Ein großer ungeschlachter, dennoch kindlich wirkender Mann mit kurz geschorenem Haar stand hinter dem Zaun im Obstgarten des Krämers und stierte auf die Rindviecher, die sich zwischen den Zäunen zu beiden Seiten der Straße drängten. Eigenartig klingende Lockrufe drangen aus seinem Mund und als eine Kuh zum Zaun trottete, lächelte er selig.
„Franzl, lass die Viecher in Ruh!“, schrie der Knecht. „Sonst beißen sie dich!“
Augenblicklich erlosch das Lächeln, Franzl duckte sich hinter dem Zaun.
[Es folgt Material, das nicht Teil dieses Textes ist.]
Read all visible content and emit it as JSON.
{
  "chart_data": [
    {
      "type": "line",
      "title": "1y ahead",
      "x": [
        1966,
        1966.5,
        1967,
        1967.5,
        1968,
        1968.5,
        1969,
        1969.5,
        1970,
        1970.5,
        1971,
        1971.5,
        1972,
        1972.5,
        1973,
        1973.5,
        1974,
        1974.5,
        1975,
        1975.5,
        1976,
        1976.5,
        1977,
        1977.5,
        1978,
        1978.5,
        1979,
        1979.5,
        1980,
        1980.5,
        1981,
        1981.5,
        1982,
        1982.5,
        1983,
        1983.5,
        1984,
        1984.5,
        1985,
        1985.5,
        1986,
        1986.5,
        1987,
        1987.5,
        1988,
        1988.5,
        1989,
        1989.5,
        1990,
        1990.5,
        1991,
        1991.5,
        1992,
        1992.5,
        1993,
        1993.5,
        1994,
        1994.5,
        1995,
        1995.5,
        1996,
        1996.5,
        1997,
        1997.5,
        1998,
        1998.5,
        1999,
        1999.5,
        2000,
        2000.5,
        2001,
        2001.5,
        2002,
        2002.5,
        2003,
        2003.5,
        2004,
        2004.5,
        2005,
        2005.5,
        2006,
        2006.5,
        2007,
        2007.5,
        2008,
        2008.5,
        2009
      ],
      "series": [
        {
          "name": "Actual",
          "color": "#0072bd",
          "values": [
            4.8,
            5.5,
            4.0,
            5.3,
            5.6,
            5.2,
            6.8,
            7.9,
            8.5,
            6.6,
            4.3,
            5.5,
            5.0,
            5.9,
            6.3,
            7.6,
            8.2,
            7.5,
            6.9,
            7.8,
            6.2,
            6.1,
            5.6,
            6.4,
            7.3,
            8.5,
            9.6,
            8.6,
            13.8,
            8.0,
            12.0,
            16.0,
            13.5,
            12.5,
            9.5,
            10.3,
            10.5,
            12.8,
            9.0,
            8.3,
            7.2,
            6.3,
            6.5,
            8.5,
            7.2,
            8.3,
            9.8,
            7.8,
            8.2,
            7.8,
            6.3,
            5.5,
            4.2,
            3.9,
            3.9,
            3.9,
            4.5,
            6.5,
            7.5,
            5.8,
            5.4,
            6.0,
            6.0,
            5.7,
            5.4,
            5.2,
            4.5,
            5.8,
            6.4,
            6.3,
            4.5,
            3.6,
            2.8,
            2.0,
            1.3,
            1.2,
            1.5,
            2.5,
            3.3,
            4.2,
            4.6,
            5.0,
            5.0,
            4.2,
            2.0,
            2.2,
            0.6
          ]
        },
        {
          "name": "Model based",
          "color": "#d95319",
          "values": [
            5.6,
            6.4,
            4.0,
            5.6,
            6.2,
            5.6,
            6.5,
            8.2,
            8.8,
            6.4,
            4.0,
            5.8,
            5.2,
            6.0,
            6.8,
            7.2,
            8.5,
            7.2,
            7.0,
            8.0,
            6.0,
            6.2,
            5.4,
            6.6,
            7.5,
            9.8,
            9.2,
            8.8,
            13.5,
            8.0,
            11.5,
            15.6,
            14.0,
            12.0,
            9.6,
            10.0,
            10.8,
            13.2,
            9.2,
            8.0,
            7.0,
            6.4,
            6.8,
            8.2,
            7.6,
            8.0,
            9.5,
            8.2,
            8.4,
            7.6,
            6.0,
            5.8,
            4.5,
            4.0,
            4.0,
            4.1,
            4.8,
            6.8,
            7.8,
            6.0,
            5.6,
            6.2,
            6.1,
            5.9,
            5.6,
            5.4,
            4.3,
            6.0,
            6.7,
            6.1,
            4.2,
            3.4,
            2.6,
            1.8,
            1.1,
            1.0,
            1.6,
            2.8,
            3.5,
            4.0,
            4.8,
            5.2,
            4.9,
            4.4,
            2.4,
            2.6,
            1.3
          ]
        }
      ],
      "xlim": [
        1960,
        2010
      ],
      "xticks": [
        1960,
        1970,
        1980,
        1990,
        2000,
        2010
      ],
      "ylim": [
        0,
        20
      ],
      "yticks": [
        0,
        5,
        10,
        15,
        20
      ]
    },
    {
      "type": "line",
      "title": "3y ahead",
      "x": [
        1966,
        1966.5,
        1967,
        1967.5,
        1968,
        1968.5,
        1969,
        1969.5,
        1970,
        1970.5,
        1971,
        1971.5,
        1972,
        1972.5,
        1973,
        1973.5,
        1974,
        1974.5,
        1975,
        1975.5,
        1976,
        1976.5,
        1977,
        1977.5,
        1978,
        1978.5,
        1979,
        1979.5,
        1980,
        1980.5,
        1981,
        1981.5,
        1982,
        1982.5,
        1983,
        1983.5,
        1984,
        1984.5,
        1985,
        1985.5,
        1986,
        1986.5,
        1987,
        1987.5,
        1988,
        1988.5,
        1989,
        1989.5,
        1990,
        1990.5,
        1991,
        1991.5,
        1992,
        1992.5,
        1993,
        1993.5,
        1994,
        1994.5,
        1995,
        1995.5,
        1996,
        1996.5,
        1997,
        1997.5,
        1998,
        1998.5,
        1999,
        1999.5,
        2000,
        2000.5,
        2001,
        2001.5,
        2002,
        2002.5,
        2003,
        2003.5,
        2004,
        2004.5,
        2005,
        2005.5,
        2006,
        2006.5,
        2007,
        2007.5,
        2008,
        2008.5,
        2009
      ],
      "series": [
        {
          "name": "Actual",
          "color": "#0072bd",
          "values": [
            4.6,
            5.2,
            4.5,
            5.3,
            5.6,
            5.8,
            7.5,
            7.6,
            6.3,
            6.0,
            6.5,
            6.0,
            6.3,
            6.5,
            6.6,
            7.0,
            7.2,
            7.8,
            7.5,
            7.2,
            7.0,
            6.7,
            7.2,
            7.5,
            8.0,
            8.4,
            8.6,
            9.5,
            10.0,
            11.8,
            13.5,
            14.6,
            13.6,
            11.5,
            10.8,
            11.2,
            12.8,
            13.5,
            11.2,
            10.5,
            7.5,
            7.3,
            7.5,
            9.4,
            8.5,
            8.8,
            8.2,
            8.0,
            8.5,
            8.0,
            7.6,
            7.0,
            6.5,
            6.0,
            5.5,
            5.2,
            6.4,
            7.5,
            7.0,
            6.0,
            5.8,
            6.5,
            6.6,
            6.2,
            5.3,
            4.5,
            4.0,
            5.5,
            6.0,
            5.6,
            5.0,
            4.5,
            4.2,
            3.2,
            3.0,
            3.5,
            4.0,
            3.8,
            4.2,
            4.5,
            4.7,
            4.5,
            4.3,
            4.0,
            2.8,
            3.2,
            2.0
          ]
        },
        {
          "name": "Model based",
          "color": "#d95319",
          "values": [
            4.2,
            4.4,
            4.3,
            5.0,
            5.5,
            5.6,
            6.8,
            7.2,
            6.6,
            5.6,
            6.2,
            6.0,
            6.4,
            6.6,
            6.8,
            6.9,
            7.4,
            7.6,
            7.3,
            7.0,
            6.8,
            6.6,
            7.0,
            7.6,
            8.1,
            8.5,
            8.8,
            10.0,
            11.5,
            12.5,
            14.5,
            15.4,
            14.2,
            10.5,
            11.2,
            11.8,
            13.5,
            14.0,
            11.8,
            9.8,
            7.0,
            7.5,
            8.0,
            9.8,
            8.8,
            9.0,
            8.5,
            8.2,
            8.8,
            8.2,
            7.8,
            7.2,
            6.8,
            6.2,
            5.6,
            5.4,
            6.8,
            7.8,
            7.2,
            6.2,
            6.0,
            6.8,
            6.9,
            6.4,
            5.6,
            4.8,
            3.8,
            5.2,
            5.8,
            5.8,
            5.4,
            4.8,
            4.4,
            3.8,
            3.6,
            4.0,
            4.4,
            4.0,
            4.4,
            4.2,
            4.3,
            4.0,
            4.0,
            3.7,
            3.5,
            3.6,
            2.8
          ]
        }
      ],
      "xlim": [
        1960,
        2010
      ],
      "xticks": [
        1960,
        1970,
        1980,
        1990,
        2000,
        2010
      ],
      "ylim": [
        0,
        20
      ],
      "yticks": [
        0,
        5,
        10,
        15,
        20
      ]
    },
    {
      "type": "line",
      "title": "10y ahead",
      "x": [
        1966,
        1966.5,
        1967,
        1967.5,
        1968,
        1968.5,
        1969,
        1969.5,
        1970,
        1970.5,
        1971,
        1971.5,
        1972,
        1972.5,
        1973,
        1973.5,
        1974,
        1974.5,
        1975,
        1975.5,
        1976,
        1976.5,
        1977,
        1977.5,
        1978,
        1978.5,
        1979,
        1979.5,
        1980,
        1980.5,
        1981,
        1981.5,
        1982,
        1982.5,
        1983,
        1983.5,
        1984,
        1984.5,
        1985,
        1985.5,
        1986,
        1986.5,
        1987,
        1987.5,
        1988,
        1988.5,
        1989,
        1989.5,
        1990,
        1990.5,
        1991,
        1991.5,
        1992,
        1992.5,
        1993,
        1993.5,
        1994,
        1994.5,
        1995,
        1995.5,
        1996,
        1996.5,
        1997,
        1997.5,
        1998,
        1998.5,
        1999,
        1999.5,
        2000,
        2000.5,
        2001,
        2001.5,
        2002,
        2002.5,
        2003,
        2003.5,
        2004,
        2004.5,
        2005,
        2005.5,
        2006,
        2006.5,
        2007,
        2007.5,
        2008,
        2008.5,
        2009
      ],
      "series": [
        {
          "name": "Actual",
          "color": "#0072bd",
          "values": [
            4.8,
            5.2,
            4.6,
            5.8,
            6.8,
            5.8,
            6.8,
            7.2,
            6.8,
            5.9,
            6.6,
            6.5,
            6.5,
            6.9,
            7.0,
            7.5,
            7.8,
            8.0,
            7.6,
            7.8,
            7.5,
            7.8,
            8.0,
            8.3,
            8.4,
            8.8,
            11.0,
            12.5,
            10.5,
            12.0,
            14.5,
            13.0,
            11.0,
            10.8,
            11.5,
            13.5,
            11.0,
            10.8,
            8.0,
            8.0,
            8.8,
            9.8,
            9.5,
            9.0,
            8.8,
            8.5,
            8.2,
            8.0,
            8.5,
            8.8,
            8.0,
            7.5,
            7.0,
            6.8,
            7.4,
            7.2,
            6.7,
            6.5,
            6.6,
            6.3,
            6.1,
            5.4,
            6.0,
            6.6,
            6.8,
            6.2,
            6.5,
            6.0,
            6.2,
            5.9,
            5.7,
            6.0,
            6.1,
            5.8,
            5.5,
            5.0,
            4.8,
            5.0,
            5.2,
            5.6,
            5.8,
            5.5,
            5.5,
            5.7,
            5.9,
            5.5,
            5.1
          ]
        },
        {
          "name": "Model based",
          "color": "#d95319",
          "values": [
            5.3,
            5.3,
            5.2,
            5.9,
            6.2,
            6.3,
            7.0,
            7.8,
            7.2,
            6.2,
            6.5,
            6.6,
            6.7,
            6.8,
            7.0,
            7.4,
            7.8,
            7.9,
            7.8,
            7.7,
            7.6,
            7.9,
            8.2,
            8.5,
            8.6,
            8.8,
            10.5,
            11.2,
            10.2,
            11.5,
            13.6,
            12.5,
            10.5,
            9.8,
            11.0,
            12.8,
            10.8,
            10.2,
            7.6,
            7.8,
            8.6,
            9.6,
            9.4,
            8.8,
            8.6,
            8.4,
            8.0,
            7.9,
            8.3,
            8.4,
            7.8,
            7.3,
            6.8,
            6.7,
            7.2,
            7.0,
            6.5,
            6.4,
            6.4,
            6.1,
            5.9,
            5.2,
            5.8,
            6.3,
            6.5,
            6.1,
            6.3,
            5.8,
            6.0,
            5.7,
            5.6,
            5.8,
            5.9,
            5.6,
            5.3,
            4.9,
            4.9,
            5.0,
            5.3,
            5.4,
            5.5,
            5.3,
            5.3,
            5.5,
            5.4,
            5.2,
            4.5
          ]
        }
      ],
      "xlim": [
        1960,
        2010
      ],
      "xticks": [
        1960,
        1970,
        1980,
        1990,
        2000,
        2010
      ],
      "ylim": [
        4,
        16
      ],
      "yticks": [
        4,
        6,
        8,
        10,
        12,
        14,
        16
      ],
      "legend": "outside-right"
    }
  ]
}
Der Hüter rief jedes Tier beim Namen, wusste, in welchen Stall es gehörte. Es dämmerte, bis alle Kühe angekettet waren. Zu Hause schimpfte die jüngere Schwester, Fritz stinke nach Kuhmist. Statt einer Antwort verschränkte er die Finger und zog daran, dass es knackste.
„Lass das, es hört sich ja grauenhaft an!“, schrie sie.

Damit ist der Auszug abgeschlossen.